Simple Python (v3.7+) script to get tweet JSON objects from a file containing a list of tweet IDs, one per line.
Input: a single column plain text file, or a csv/tsv file where one of the columns contains the tweet IDs.
Output: A file containing the full JSON object for each tweet, one JSON object per line.
Purpose: For cases where you want to receive a Twitter dataset from someone, but they are only allowed to share the IDs with you due to the Twitter API terms of service.
Run pip install tweepy
Learn about the Twitter API, including how to apply for your own keys, here.
Put them in a file of your choosing, but the format should match the example_keys.txt
file included in this repo.
Note: Don't push the file containing your keys to a public repository!
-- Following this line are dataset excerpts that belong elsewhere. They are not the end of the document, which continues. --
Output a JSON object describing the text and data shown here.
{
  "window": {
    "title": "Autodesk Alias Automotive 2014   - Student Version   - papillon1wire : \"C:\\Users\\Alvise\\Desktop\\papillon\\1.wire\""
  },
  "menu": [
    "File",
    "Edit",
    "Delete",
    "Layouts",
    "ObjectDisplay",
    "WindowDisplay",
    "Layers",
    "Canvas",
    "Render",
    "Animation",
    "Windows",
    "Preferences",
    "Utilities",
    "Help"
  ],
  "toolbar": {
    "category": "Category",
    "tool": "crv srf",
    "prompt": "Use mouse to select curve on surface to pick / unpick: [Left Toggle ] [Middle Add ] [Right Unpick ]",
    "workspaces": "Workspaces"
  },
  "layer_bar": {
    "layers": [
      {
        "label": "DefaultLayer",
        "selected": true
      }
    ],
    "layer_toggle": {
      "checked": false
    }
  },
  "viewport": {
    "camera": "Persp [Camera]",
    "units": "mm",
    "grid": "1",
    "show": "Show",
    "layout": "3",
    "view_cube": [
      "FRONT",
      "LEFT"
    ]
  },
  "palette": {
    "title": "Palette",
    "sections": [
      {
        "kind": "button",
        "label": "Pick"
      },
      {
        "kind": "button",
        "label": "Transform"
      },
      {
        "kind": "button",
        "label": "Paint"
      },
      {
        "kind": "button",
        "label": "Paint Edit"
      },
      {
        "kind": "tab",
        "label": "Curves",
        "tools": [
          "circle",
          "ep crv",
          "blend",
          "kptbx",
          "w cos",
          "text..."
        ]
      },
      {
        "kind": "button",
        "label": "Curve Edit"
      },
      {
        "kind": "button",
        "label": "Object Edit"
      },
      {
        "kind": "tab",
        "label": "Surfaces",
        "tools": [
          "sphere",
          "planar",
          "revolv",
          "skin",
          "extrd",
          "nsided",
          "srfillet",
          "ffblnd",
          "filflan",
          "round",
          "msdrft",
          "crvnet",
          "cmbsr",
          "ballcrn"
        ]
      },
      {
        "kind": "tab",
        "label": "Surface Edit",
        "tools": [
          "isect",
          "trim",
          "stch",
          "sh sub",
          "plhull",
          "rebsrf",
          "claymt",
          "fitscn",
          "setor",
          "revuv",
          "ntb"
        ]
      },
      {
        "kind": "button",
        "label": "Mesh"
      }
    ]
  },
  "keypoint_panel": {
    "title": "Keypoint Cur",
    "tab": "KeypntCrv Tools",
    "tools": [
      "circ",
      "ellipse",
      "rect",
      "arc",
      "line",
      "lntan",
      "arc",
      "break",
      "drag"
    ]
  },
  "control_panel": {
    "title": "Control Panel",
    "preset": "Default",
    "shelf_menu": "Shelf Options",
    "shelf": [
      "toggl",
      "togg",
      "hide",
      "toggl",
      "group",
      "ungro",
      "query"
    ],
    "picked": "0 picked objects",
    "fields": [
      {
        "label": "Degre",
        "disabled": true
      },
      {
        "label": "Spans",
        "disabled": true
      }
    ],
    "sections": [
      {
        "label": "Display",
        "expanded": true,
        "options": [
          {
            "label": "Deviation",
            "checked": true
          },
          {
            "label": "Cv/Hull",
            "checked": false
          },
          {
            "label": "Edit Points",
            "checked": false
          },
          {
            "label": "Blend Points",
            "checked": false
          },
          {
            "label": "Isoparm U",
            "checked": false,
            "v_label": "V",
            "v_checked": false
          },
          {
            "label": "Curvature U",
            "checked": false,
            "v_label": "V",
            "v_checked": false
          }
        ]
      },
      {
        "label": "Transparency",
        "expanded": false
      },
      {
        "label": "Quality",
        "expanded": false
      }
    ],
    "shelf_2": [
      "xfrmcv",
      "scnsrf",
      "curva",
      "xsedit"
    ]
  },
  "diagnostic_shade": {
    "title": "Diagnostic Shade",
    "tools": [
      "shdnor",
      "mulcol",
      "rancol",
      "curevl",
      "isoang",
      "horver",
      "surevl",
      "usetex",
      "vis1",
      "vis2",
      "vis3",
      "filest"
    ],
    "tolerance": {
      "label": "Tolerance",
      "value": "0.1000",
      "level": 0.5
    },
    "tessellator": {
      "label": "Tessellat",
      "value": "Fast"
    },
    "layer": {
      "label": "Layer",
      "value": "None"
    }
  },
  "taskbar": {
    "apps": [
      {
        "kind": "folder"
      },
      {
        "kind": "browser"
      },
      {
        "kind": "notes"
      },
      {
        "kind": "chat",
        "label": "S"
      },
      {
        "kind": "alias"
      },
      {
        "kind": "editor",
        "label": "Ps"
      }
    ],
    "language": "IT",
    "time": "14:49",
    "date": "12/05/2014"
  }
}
These should be kept private.
usage: get_tweets_by_id.py [-h] [--sep SEP] [--col COL] [--quiet]
tweet_id_file output_json_file keys_file
positional arguments:
tweet_id_file Path to file containing Tweet Ids, one per line.
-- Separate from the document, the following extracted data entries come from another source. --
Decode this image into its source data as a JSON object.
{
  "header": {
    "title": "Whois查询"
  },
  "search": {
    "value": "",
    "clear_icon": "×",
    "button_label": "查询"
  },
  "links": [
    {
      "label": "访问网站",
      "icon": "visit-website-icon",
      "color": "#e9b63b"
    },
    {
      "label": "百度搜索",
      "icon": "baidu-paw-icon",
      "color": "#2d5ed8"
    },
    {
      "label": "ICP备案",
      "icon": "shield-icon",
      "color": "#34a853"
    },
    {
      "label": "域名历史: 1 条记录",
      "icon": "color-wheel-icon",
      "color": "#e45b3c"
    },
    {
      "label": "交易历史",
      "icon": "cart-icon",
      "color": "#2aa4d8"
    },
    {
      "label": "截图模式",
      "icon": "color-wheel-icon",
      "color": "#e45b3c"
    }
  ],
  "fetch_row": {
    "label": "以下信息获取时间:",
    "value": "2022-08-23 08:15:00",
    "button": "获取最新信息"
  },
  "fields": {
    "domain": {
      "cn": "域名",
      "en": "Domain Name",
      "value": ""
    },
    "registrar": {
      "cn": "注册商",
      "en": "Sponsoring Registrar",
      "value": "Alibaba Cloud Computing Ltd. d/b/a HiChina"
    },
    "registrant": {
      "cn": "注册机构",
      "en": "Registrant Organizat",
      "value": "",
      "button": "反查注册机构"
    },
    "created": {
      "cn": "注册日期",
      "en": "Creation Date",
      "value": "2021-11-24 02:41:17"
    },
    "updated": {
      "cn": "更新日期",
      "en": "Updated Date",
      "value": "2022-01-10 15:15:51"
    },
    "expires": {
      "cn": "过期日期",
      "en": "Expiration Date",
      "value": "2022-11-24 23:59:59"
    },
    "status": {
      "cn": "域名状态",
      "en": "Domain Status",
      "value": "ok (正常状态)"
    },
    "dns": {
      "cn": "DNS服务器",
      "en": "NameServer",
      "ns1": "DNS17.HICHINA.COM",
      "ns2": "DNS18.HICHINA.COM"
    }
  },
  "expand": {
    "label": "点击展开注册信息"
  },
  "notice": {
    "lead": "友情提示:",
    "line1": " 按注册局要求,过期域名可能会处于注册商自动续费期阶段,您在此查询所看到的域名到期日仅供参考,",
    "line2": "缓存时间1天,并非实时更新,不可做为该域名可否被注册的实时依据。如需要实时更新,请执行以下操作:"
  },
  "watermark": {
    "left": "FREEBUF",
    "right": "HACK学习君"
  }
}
output_json_file Where to create output file.
keys_file Path to keys file. (see README or example_keys.txt)
optional arguments:
-h, --help show this help message and exit
--sep SEP, -s SEP Column separator in tweet_id_file. (default:tab)
--col COL, -c COL 0-based index of column of tweet_id_file where Tweet Id
can be found. (default:0)
--quiet, -q Don't print progress messages while collecting tweets.
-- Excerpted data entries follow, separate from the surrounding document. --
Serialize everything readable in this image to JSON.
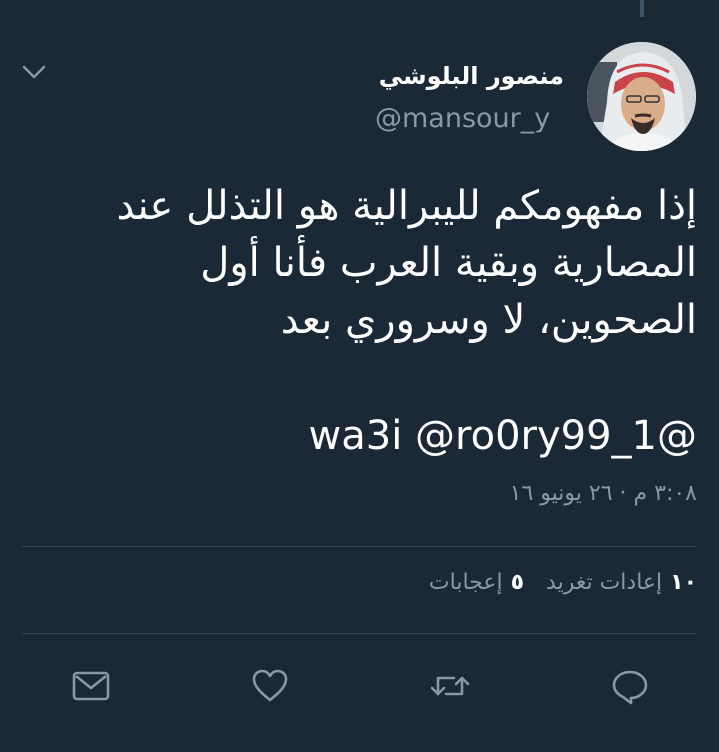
{
  "tweet": {
    "author": {
      "display_name": "منصور البلوشي",
      "handle": "@mansour_y"
    },
    "text_lines": [
      "إذا مفهومكم لليبرالية هو التذلل عند",
      "المصارية وبقية العرب فأنا أول",
      "الصحوين، لا وسروري بعد"
    ],
    "mentions_line": "@1_wa3i @ro0ry99",
    "timestamp": "٣:٠٨ م · ٢٦ يونيو ١٦",
    "stats": {
      "retweets_count": "١٠",
      "retweets_label": "إعادات تغريد",
      "likes_count": "٥",
      "likes_label": "إعجابات"
    }
  },
  "icons": {
    "menu": "chevron-down-icon",
    "reply": "reply-icon",
    "retweet": "retweet-icon",
    "like": "heart-icon",
    "message": "envelope-icon"
  },
  "colors": {
    "background": "#1b2836",
    "text": "#ffffff",
    "secondary_text": "#8899a6",
    "divider": "#38444d"
  }
}
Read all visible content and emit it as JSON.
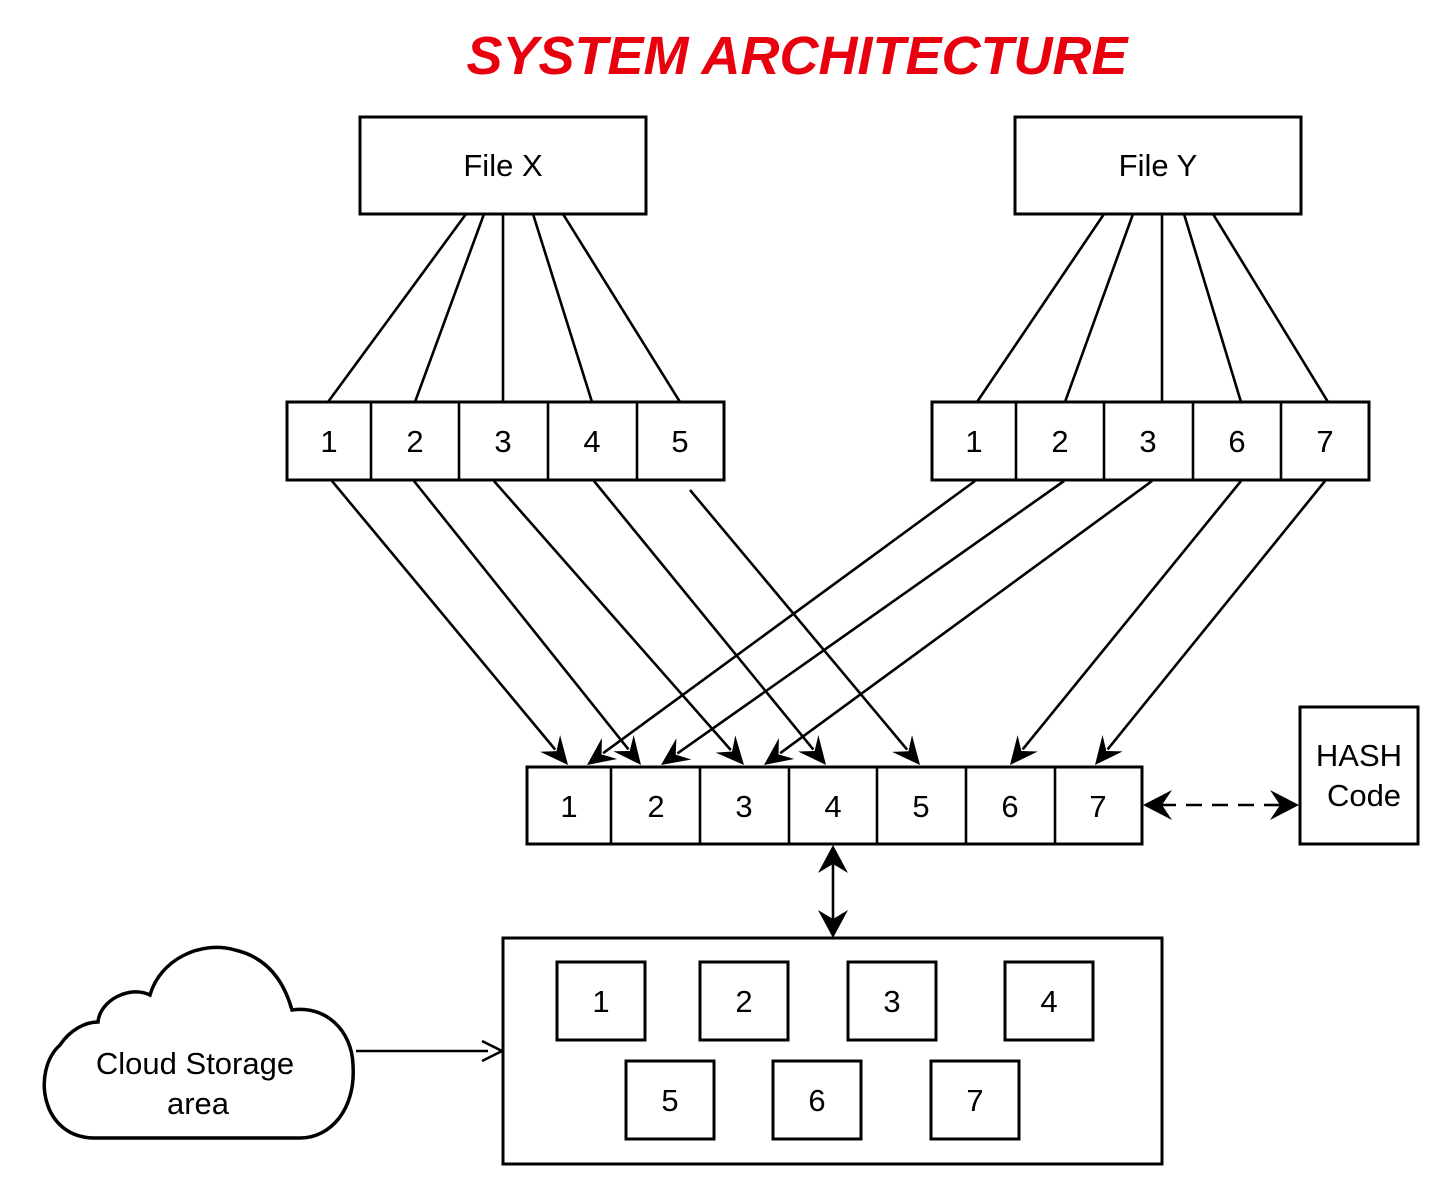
{
  "title": "SYSTEM ARCHITECTURE",
  "colors": {
    "title": "#e8000e",
    "stroke": "#000000",
    "background": "#ffffff"
  },
  "files": [
    {
      "id": "file-x",
      "label": "File X",
      "chunks": [
        "1",
        "2",
        "3",
        "4",
        "5"
      ]
    },
    {
      "id": "file-y",
      "label": "File Y",
      "chunks": [
        "1",
        "2",
        "3",
        "6",
        "7"
      ]
    }
  ],
  "merged_chunks": [
    "1",
    "2",
    "3",
    "4",
    "5",
    "6",
    "7"
  ],
  "hash": {
    "line1": "HASH",
    "line2": "Code"
  },
  "storage_blocks": [
    "1",
    "2",
    "3",
    "4",
    "5",
    "6",
    "7"
  ],
  "cloud": {
    "line1": "Cloud Storage",
    "line2": "area"
  },
  "connections": {
    "file_x_to_merged": [
      [
        "1",
        "1"
      ],
      [
        "2",
        "2"
      ],
      [
        "3",
        "3"
      ],
      [
        "4",
        "4"
      ],
      [
        "5",
        "5"
      ]
    ],
    "file_y_to_merged": [
      [
        "1",
        "1"
      ],
      [
        "2",
        "2"
      ],
      [
        "3",
        "3"
      ],
      [
        "6",
        "6"
      ],
      [
        "7",
        "7"
      ]
    ],
    "merged_to_hash": "bidirectional-dashed",
    "merged_to_storage": "bidirectional",
    "cloud_to_storage": "directed"
  }
}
Your tweet IDs are in a file called tweet_ids.txt
, with one ID per line. You have added your keys to a file called my_keys.txt in the same format as the example_keys.txt
file. Then you can run:
python get_tweets_by_id.py tweet_ids.txt my_tweets.json my_keys.txt
and a file called tweet_ids.txt
will be created containing the json objects for each available tweet in your tweet_ids.txt
file.
I have N
tweet IDs, why am I only getting <N
tweets?
You will only be able to retrieve tweets that are still publicly available on Twitter. This means no deleted tweets, tweets by users that have been banned, or tweets from users who have switched their accounts to private. These things are all fairly common, so it is likely that you won't be able to get every tweet, and it becomes more likely over time.
Will the csv mode work if I'm using quoted fields that contain commas?
No, this is not supported currently. It will only end up working if the tweet ID column comes before the columns that potentially contain quoted commas. The easiest solution for you might be to copy the single column of Tweet IDs into a new file and use that as your input. You can also do smarter csv handling using the csv Python library.